Gibt es in Indien bezahlten Vaterschafts- oder Elternurlaub?

Derzeit schreibt Indien gemäß dem Sozialversicherungsgesetz von 2020 lediglich bezahlten Mutterschaftsurlaub vor. Vaterschaftsurlaub ist auf Bundesebene nicht vorgeschrieben, wird jedoch von einigen Unternehmen freiwillig gewährt. Der Oberste Gerichtshof hat auf die Notwendigkeit von Regelungen zum Vaterschaftsurlaub hingewiesen, sodass in künftigen politischen Maßnahmen möglicherweise umfassendere Elternzeitregelungen folgen könnten.

Wie lauten die Regelungen zum Mutterschaftsurlaub für kleine Arbeitgeber oder den nicht gewerkschaftlich organisierten Sektor?

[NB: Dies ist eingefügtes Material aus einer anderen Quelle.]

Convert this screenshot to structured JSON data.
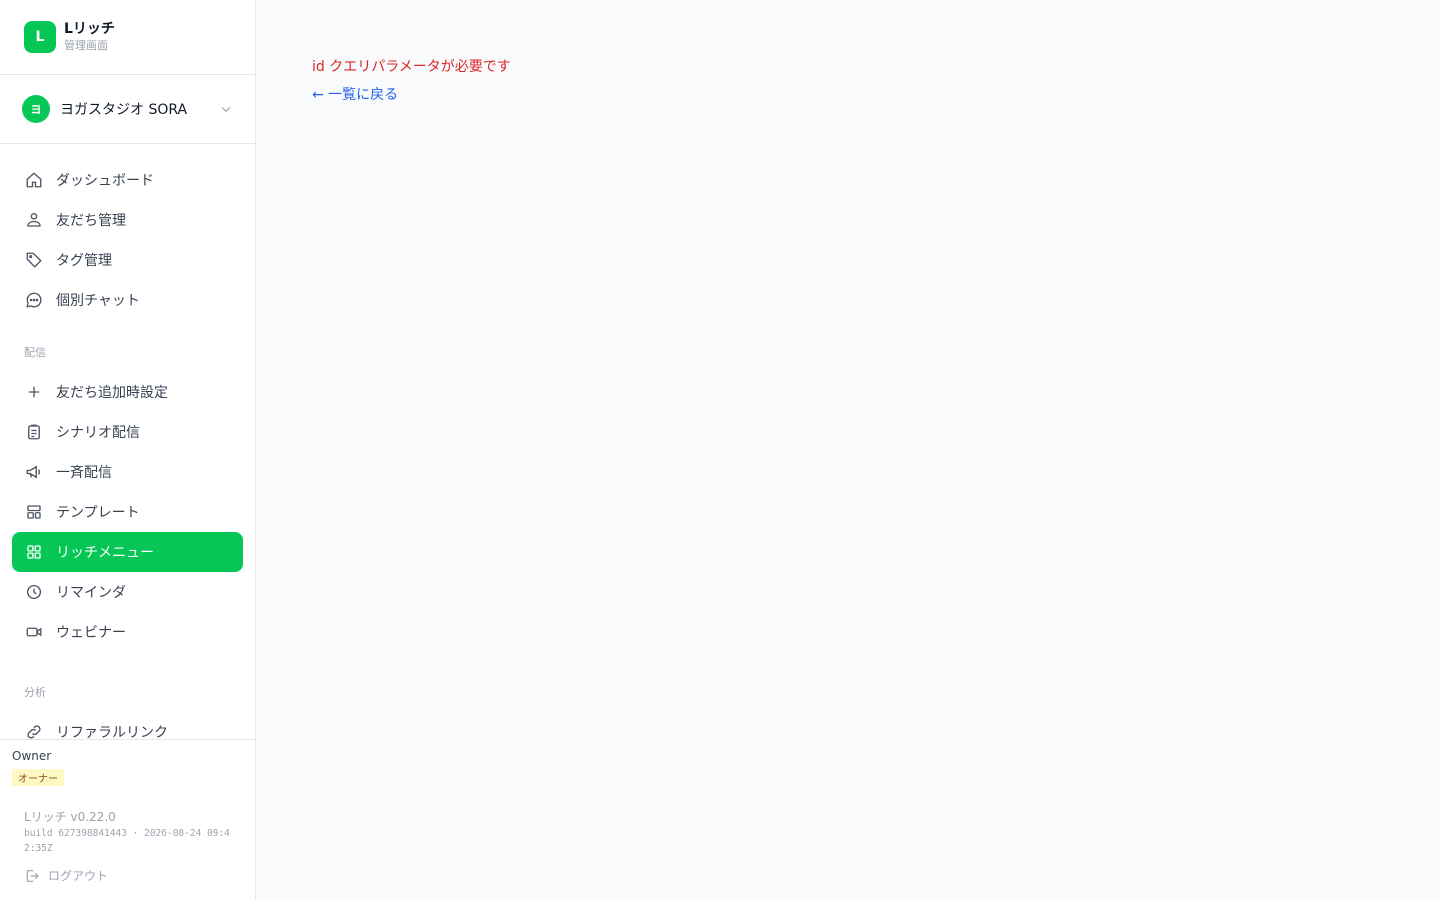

Frauen in Betrieben mit weniger als 10 Beschäftigten oder im nicht gewerkschaftlich organisierten Sektor fallen möglicherweise nicht unter Kapitel VI des Gesetzes. Einige erhalten dennoch Leistungen im Rahmen von Arbeitgeberregelungen oder staatlichen Programmen wie PMMVY, das berechtigten Frauen bei der ersten Geburt 6.000 Rupien gewährt.

Wie wirkt sich der Mutterschaftsurlaub in Indien auf Beförderungen, Prämien und Sozialleistungen aus?

Der Mutterschaftsurlaub sollte keinen Einfluss auf Beförderungen oder Bonuszahlungen haben; die Arbeitnehmerin wird so behandelt, als ob sie arbeiten würde. Die Sozialversicherungsbeiträge und die üblichen Sozialleistungen laufen weiter, da sie während des Urlaubs ihr volles Gehalt erhält. Die Entlassung, Herabstufung oder Benachteiligung einer Frau aufgrund der Inanspruchnahme von Mutterschaftsurlaub ist rechtswidrig und wird strafrechtlich geahndet.